As a ten year old with a penchant for facts, figures, and photography, I took on the task of making a baby book for Alfie. I used the baby books that Mom had made as a template for Alfie's book.
To get a good picture, I had to remove the Scotch tape that secured the tooth onto the page. The tooth broke in half when I picked it up.
Interesting coincidence—notice the illustration of a baby reaching for the toy dog. Stuffed dogs were among my favorites. I think that loving dogs is part of my DNA. I do not know from whence it came. I have read that certain traits skip a generation, or two or three.
We gave Alfie a toy, a skein of multi-colored yarn, when he was a couple of months old. I cannot recall how many days, weeks, or months it took him to shred it down to "the last piece."
Thirty odd years after Alfie disappeared from my childhood, the idea of getting a dog became a topic of conversation between my wife and me. It took several months of Saturdays and Sundays checking out pounds and rescue shelters to find a good dog. We wanted a gentle dog that would be a good companion for our three-year-old daughter Helen, a pal to motivate me to go on walks and stay fit, and a friend for my wife, Sara, who grew up with many dogs. One day, Sara and Helen visited a rescue shelter a couple of miles away from our home in Boston. They walked down the narrow aisle that separated the two rows of kennels in the darkly lit cement block chamber. Amidst the cacophony of barks, yelps, and whines, they noticed Jazz. Unlike the other dogs, Jazz appeared mellow and alert. She sauntered over and put her nose against the cage so that Helen could touch her snout. Since Jazz had only arrived at the shelter the day before, she was not yet eligible for adoption. The obligatory observation period, three or four days, was not up. That night, Sara and Helen mentioned that I might want to stop by on my way home from work the next day to check her out. I did; I noticed her gentle and alert demeanor too.
I read the paperwork on the clipboard that hung above her kennel. It said Jazz was a year old and that the family that had adopted her six months earlier returned her a few days ago. Their reasons: 1. Unable to house-train; 2. Chews up the wooden fence in the backyard. Her chart included phrases like, "loves to please," and "gentle temperament." A couple days later, we dropped by the shelter and hung out with Jazz. We filled out the paperwork, and I signed Jazz and me up for an obedience class. The next day, I picked her up on my way home from work. Within a week, she learned to go pee-pee and number two outside.

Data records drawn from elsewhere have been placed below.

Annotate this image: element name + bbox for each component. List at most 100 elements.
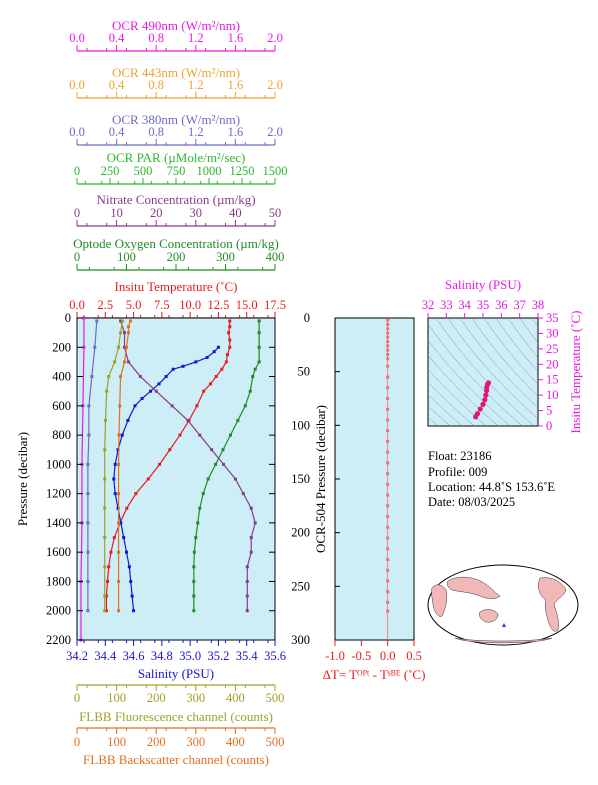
- delta-t-point: [386, 504, 390, 508]
- ocr-pressure-tick-label: 200: [291, 526, 310, 540]
- map-land-australia: [479, 609, 499, 623]
- nitrate-concentration-m-kg-point: [249, 536, 253, 540]
- delta-t-point: [386, 429, 390, 433]
- insitu-temperature-c-point: [107, 565, 111, 569]
- delta-t-plot-background: [334, 317, 415, 641]
- nitrate-concentration-m-kg-point: [245, 594, 249, 598]
- delta-t-point: [386, 547, 390, 551]
- delta-t-point: [386, 418, 390, 422]
- nitrate-tick-label: 20: [150, 206, 163, 220]
- optode-oxygen-concentration-m-kg-point: [221, 448, 225, 452]
- ts-salinity-tick-label: 32: [422, 298, 435, 312]
- par-tick-label: 0: [74, 164, 80, 178]
- delta-t-point: [386, 590, 390, 594]
- float-id: Float: 23186: [428, 449, 492, 463]
- fluorescence-tick-label: 200: [147, 691, 166, 705]
- ts-temperature-tick-label: 15: [546, 373, 559, 387]
- ocr380-tick-label: 1.2: [188, 125, 204, 139]
- insitu-temperature-c-point: [209, 382, 213, 386]
- ocr-380nm-w-m-nm-point: [95, 319, 99, 323]
- flbb-backscatter-channel-counts-point: [117, 609, 121, 613]
- salinity-axis-label: Salinity (PSU): [138, 666, 214, 681]
- pressure-tick-label: 2000: [46, 604, 71, 618]
- salinity-psu-point: [140, 397, 144, 400]
- ts-density-contours: [428, 318, 538, 426]
- ocr-380nm-w-m-nm-point: [86, 609, 90, 613]
- delta-t-point: [386, 493, 390, 497]
- temperature-tick-label: 2.5: [97, 298, 113, 312]
- salinity-psu-point: [205, 356, 209, 360]
- ts-density-contour: [428, 394, 463, 426]
- ts-temperature-tick-label: 35: [546, 311, 559, 325]
- ts-point: [474, 411, 481, 417]
- ts-density-contour: [519, 318, 538, 344]
- delta-t-point: [386, 439, 390, 443]
- salinity-psu-point: [112, 477, 116, 481]
- nitrate-concentration-m-kg-point: [241, 492, 245, 496]
- backscatter-axis-label: FLBB Backscatter channel (counts): [83, 752, 269, 767]
- ocr-380nm-w-m-nm-point: [93, 345, 97, 349]
- insitu-temperature-c-point: [168, 448, 172, 452]
- oxygen-tick-label: 100: [117, 250, 136, 264]
- temperature-tick-label: 7.5: [154, 298, 170, 312]
- salinity-psu-point: [125, 550, 128, 554]
- flbb-fluorescence-channel-counts-point: [119, 331, 123, 335]
- ocr-380nm-w-m-nm-point: [86, 521, 90, 525]
- pressure-tick-label: 400: [52, 370, 71, 384]
- optode-oxygen-concentration-m-kg-point: [253, 367, 257, 371]
- delta-t-axis-label: ΔT= Tᴼᴾᵗ - Tˢᴮᴱ (˚C): [323, 667, 426, 682]
- delta-t-point: [386, 600, 390, 604]
- oxygen-tick-label: 300: [216, 250, 235, 264]
- flbb-backscatter-channel-counts-point: [117, 521, 121, 525]
- temperature-tick-label: 0.0: [69, 298, 85, 312]
- nitrate-concentration-m-kg-point: [126, 360, 130, 364]
- ts-density-contour: [428, 405, 451, 426]
- delta-t-point: [386, 568, 390, 572]
- flbb-backscatter-channel-counts-point: [126, 331, 130, 335]
- ocr380-tick-label: 1.6: [228, 125, 244, 139]
- flbb-backscatter-channel-counts-point: [128, 319, 132, 323]
- optode-oxygen-concentration-m-kg-point: [248, 389, 252, 393]
- nitrate-concentration-m-kg-point: [186, 418, 190, 422]
- ocr443-tick-label: 2.0: [267, 78, 283, 92]
- pressure-tick-label: 1000: [46, 457, 71, 471]
- nitrate-tick-label: 30: [190, 206, 203, 220]
- optode-oxygen-concentration-m-kg-point: [198, 506, 202, 510]
- ocr490-axis-label: OCR 490nm (W/m²/nm): [112, 18, 240, 33]
- delta-t-point: [386, 357, 390, 361]
- par-tick-label: 1250: [230, 164, 255, 178]
- ocr380-tick-label: 2.0: [267, 125, 283, 139]
- pressure-tick-label: 0: [65, 311, 71, 325]
- optode-oxygen-concentration-m-kg-point: [194, 536, 198, 540]
- salinity-psu-point: [132, 609, 136, 613]
- ocr380-tick-label: 0.0: [69, 125, 85, 139]
- ocr-380nm-w-m-nm-point: [86, 579, 90, 583]
- salinity-psu-point: [116, 448, 120, 452]
- par-tick-label: 1000: [197, 164, 222, 178]
- insitu-temperature-c-point: [228, 345, 232, 349]
- salinity-psu-point: [181, 364, 185, 368]
- ts-plot-background: [427, 317, 539, 427]
- delta-t-tick-label: -1.0: [325, 649, 345, 663]
- ts-density-contour: [428, 339, 511, 426]
- delta-t-point: [386, 375, 390, 379]
- ts-density-contour: [447, 318, 538, 420]
- delta-t-point: [386, 327, 390, 331]
- flbb-fluorescence-channel-counts-point: [103, 448, 107, 452]
- nitrate-concentration-m-kg-point: [249, 550, 253, 554]
- pressure-tick-label: 2200: [46, 633, 71, 647]
- salinity-psu-point: [216, 345, 220, 349]
- ts-temperature-tick-label: 5: [546, 404, 552, 418]
- ocr-380nm-w-m-nm-point: [86, 550, 90, 554]
- nitrate-concentration-m-kg-point: [198, 433, 202, 437]
- flbb-backscatter-channel-counts-point: [123, 360, 127, 364]
- temperature-tick-label: 15.0: [236, 298, 258, 312]
- fluorescence-axis-label: FLBB Fluorescence channel (counts): [79, 709, 273, 724]
- flbb-fluorescence-channel-counts-point: [117, 345, 121, 349]
- oxygen-tick-label: 400: [266, 250, 285, 264]
- insitu-temperature-c-point: [158, 462, 162, 466]
- ocr-pressure-tick-label: 0: [304, 311, 310, 325]
- nitrate-concentration-m-kg-point: [233, 477, 237, 481]
- nitrate-concentration-m-kg-point: [154, 389, 158, 393]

We love Jazz dearly. Although she does not have a baby book, we have scads of pictures of her and anecdotes galore. We did not compile a traditional baby book for Helen either. Helen is an ongoing project. However, Sara has been maintaining a notebook of notable "Helenisms" ever since we brought her home from the hospital. Somewhere in our home, there is a cache of her baby teeth. As for Alfie's baby book, I took pictures of him with my official Cub Scout camera. After the Lila incident, I removed the photos from Alfie's book for safekeeping. The adhesive from the Scotch tape was eating the prints. I have no idea where they are. When I find them, I will include them in my next tome on dogs and baby books.